Midwest gardeners know and love bearded irises. They're the irises that have hairy tufts decorating the center of each arching petal, and few gardens in the region are without them.
But Kevin C. Vaughn thinks we're missing a bet by not also planting more of the beardless type. Some of these have large, spectacular blossoms. Others thrive in an environment that would be death to bearded irises, such as wet soil.
In his book "Beardless Irises: A Plant for Every Garden Situation" (Schiffer Publishing, 2015, $29.99), Vaughn says there's at least one type of beardless iris to fit any site you have. If you think you know irises, you may be surprised that this book covers 60 different species and subspecies of beardless irises that grow from rhizomes. The book's gorgeous photographs may make you wish you could grow them all.
Siberian irises are probably the most familiar of the beardless types. Vaughn says there is almost no easier garden plant.
Unlike bearded irises, they can be left in place for years without dividing. Even when not in bloom, their upright clumps of handsome foliage look like ornamental grasses. And Siberian irises "play very well" with other garden plants. They range in height from 6-inch dwarfs to 4-foot-tall specimens. Some are repeat bloomers.
I always thought Louisiana irises would be too tender for my Midwest garden, but Vaughn says these hardy plants thrive as far north as South Dakota. They also produce some of the brightest flowers of any iris.

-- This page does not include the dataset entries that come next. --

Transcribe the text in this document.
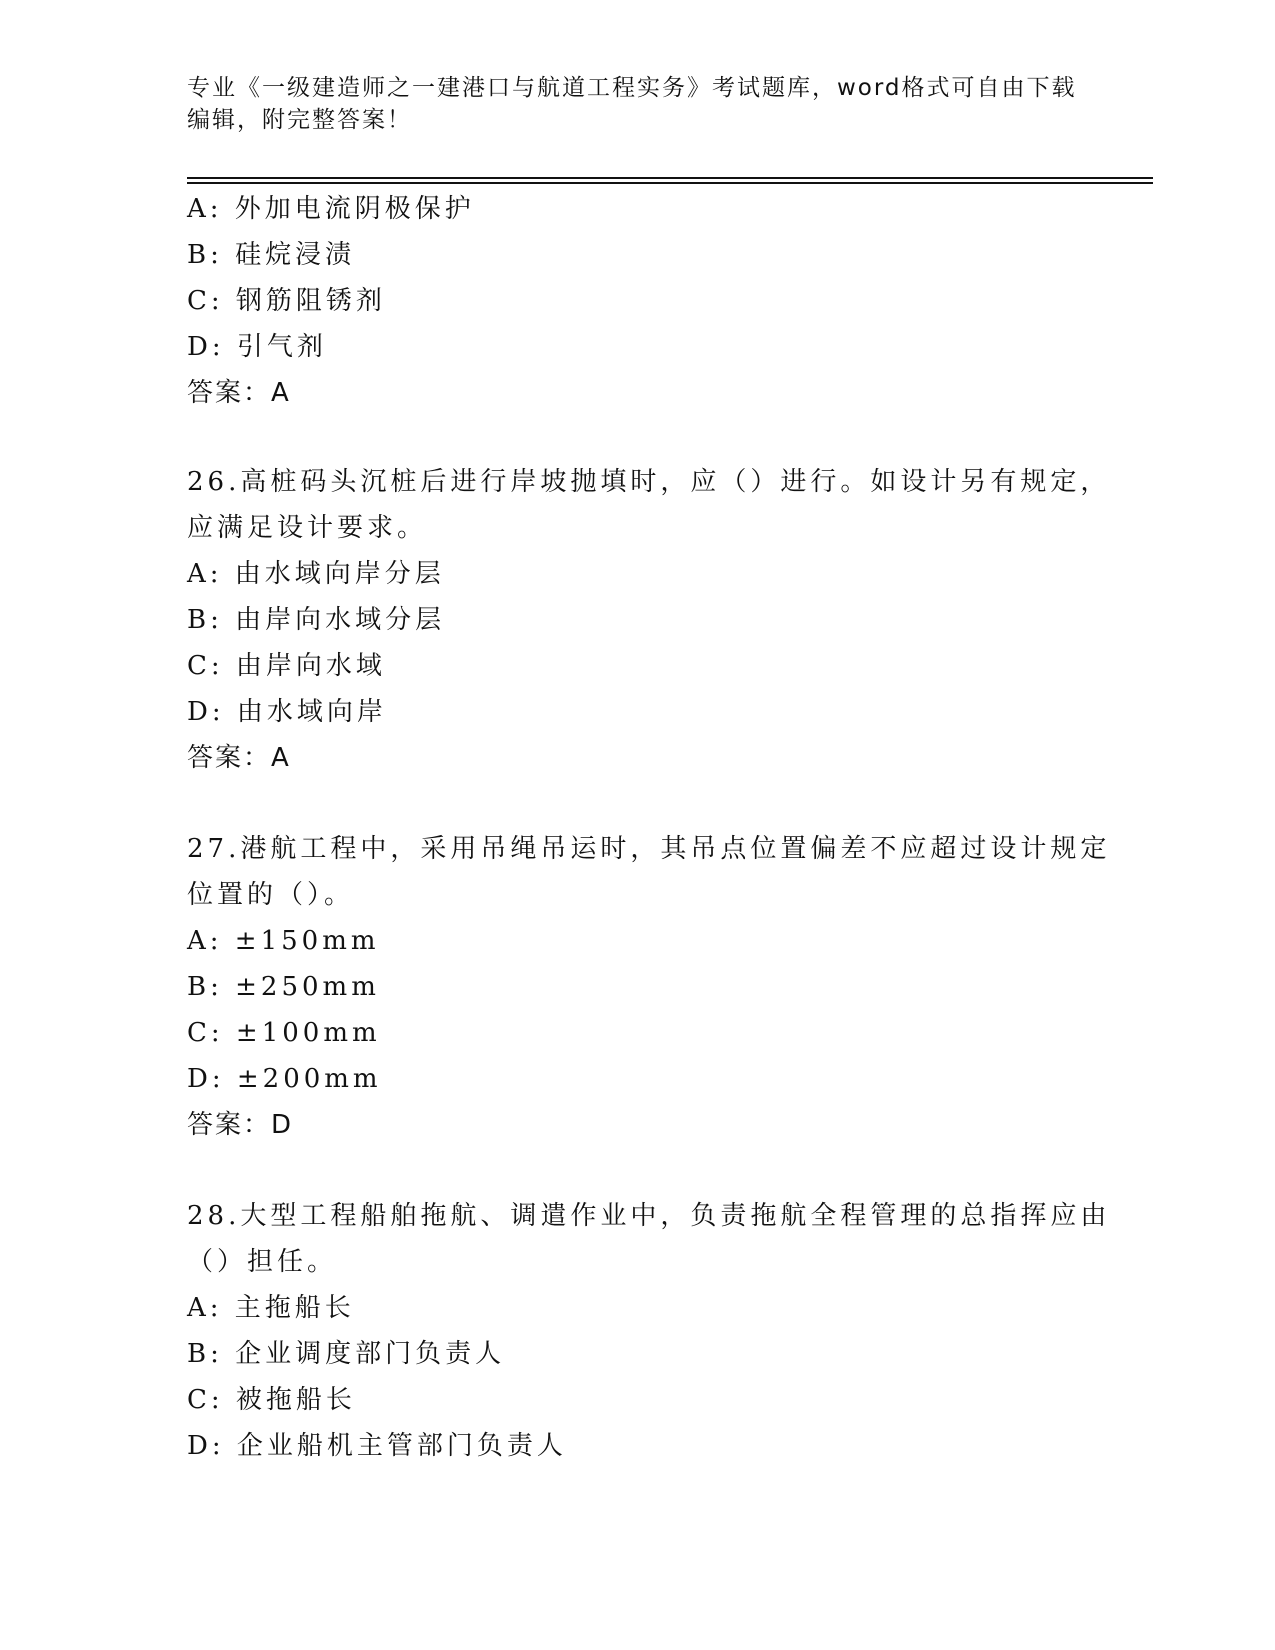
专业《一级建造师之一建港口与航道工程实务》考试题库，word格式可自由下载
编辑，附完整答案！
A: 外加电流阴极保护
B: 硅烷浸渍
C: 钢筋阻锈剂
D: 引气剂
答案：A
26.高桩码头沉桩后进行岸坡抛填时，应（）进行。如设计另有规定，
应满足设计要求。
A: 由水域向岸分层
B: 由岸向水域分层
C: 由岸向水域
D: 由水域向岸
答案：A
27.港航工程中，采用吊绳吊运时，其吊点位置偏差不应超过设计规定
位置的（）。
A: ±150mm
B: ±250mm
C: ±100mm
D: ±200mm
答案：D
28.大型工程船舶拖航、调遣作业中，负责拖航全程管理的总指挥应由
（）担任。
A: 主拖船长
B: 企业调度部门负责人
C: 被拖船长
D: 企业船机主管部门负责人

But Louisiana irises are not a good choice for a drought-tolerant garden. Natives of swamps, they'll need plenty of water and fertilizer throughout the summer, then lesser amounts as autumn approaches.
Spuria irises have proven their worth in my garden as easy landscape plants. Vaughn calls this type of iris "one of the few you can plant and forget." In fact, it works best if you do because spurias resent transplanting.
Most spurias are tall, back-of the-border plants, often growing 4 or 5 feet tall and thriving in full sun or partial shade. Color choices include white, yellow, lavender, purple and near-black, with many beautiful bicolors.
While almost all of the beardless irises make good cut flowers, Vaughn says spurias are some of the best.
Japanese irises are the last to bloom, stretching the flowering season. Their flat flowers are spectacular, growing a foot in diameter. The plants require consistently moist soil.
This book offers something for everyone, from easy-to-understand cultural information for the novice to instructions on undertaking an iris hybridizing program of your own.